Начался для кавалера де Мирабо третий тур посвящения. Пути назад не было. Дьяволопоклонники, впрочем, как и верные слуги божьи, не любят, когда разглашают их тайны. Мертвый не выдаст. Либо соучастник, либо труп.
Святая служба, Орден иезуитов, кложа Ку-клукс-клана, черный орден СС, жреческие коллеги Древнего Египта, братья-люцифериты и пр. и пр. полностью сходились в том, что «мертвый не выдаст!» (Запись на полях лабораторной тетради.)
Было Вольдемару де Мирабо от роду 22 года, и он не хотел становиться трупом. Надеялся, что потом как-нибудь сумеет развязаться с братьями во Люцифере. И не столько страшно было то, что проклинают бога они, а то, что дьявол их такой же мелочный и скучный мещанский бог, что гроссмейстер их так же непогрешим, как и папа.
Гнусный замкнутый круг: налево пойдешь — в зловонное болото попадешь, направо пойдешь — в болото зловонное попадешь.
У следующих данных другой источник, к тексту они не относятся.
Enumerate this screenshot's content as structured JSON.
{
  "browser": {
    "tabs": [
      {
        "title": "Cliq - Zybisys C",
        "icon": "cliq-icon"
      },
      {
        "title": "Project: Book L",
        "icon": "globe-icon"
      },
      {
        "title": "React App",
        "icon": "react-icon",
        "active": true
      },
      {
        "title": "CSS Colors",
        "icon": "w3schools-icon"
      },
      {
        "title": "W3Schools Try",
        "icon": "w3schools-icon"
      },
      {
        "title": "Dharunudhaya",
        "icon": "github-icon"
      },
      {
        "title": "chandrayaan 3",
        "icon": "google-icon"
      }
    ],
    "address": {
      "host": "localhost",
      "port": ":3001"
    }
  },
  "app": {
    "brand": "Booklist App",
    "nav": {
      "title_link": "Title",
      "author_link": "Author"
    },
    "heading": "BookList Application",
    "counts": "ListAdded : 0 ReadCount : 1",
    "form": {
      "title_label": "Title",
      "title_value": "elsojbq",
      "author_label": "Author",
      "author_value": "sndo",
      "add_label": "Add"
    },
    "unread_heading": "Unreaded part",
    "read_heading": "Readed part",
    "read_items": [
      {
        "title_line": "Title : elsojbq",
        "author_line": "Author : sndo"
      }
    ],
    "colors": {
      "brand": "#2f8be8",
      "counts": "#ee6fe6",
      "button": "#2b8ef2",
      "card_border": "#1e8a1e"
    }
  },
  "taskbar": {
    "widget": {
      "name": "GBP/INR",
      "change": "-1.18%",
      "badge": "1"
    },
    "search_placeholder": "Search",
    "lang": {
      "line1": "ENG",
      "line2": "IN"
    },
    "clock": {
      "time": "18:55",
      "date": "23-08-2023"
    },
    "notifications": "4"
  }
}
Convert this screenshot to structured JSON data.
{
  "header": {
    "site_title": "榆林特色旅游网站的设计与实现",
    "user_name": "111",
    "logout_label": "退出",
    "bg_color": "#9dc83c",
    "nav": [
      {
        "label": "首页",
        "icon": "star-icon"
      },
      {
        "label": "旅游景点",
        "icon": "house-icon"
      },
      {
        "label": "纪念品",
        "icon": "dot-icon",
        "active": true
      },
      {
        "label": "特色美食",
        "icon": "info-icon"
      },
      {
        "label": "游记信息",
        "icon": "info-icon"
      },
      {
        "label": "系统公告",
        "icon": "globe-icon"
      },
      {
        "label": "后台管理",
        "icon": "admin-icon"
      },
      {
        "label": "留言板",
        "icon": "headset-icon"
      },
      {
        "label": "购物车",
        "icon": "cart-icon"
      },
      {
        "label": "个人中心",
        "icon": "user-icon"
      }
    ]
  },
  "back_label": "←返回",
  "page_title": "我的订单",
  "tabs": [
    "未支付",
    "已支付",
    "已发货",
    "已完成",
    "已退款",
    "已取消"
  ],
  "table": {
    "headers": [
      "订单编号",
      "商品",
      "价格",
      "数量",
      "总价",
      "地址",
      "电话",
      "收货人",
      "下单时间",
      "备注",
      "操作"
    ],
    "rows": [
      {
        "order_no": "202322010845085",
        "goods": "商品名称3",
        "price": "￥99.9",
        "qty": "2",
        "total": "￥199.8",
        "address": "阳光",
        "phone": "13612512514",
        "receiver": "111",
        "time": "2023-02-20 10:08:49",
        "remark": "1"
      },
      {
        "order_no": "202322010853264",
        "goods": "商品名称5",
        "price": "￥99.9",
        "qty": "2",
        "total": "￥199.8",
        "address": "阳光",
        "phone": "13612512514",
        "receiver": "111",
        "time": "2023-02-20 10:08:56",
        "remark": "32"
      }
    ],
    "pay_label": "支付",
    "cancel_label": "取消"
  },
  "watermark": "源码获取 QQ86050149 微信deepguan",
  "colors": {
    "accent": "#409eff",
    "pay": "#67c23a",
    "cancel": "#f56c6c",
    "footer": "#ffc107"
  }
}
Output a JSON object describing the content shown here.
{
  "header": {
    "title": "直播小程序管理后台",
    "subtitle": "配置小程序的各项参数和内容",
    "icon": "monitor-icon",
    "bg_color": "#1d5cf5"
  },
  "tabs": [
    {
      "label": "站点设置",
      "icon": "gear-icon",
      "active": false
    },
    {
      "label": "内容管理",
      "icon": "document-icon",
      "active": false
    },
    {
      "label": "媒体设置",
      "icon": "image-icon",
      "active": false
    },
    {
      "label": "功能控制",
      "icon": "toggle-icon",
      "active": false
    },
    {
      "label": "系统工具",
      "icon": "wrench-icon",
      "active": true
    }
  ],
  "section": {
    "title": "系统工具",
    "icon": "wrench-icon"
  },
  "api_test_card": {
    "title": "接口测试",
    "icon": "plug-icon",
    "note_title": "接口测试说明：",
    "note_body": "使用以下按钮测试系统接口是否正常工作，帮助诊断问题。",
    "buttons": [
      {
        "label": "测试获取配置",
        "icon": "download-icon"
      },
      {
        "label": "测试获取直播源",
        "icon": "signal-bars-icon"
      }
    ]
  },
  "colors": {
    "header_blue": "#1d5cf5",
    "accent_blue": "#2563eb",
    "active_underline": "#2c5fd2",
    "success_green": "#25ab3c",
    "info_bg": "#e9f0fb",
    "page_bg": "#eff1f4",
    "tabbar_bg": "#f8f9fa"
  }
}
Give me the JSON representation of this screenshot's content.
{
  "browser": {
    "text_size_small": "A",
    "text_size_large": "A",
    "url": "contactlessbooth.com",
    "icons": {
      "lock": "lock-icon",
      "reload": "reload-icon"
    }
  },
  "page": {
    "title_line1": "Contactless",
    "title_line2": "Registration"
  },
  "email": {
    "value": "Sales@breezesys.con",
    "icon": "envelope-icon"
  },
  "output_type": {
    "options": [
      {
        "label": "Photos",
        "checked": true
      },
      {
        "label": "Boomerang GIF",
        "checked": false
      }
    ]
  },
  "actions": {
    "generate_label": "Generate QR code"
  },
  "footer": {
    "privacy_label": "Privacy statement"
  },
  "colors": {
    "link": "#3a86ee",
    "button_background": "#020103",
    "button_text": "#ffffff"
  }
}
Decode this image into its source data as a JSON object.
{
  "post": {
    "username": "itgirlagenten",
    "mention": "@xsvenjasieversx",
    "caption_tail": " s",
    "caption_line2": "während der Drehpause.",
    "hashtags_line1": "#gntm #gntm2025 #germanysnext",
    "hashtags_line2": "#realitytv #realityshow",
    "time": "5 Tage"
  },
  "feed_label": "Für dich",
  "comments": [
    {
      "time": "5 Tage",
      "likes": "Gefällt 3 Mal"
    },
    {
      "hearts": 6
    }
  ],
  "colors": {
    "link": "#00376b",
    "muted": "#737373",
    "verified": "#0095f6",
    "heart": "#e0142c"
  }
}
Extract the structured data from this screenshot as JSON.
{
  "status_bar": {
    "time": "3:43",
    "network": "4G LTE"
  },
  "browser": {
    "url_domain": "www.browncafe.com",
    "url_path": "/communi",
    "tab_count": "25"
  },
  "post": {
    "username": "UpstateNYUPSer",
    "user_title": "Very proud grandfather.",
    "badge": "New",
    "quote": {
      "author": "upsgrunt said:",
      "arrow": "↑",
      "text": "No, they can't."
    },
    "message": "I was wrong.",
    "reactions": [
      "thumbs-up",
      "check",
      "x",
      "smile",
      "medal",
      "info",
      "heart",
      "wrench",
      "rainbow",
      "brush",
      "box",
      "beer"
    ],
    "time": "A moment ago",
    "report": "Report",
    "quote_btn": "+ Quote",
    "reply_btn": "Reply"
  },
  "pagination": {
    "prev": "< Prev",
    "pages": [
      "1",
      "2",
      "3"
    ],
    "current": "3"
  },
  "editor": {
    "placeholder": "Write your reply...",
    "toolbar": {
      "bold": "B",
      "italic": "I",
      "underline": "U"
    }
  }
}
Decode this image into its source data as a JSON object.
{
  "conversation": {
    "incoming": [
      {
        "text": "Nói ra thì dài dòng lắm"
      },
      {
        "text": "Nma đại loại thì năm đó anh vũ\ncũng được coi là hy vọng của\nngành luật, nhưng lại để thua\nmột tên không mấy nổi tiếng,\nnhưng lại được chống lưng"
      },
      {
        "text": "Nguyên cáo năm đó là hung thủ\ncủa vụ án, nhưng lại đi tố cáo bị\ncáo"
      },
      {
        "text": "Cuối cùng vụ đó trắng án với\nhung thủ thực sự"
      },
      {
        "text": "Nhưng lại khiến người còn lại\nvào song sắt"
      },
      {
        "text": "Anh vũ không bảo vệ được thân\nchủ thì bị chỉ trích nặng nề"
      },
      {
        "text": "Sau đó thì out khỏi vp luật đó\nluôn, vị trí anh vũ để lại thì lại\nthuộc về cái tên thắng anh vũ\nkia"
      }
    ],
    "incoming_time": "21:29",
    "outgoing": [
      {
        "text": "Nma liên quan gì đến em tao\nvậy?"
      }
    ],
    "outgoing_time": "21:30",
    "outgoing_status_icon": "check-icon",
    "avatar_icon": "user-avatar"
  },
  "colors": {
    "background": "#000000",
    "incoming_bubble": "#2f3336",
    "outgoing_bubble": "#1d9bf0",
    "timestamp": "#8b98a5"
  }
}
Будь же самим собой, Homo sapiens, не сотвори себе кумира!
Так думал кавалер де Мирабо, представ перед очередным кумиром. На сей раз то был сам Светозарный. Печальный ангел с прекрасным лицом, затененным гордым размахом крыл. Отлили его из чистого золота в тайных подземных мастерских. Сам Бенвенуто Челлини умер бы от зависти, узрев этот скорбный лик и смелый размах плеч, эти юношеские ноги и узкие бедра. Целомудренные ядовитые губы его. Византийские глаза со вставленными в них изумрудами.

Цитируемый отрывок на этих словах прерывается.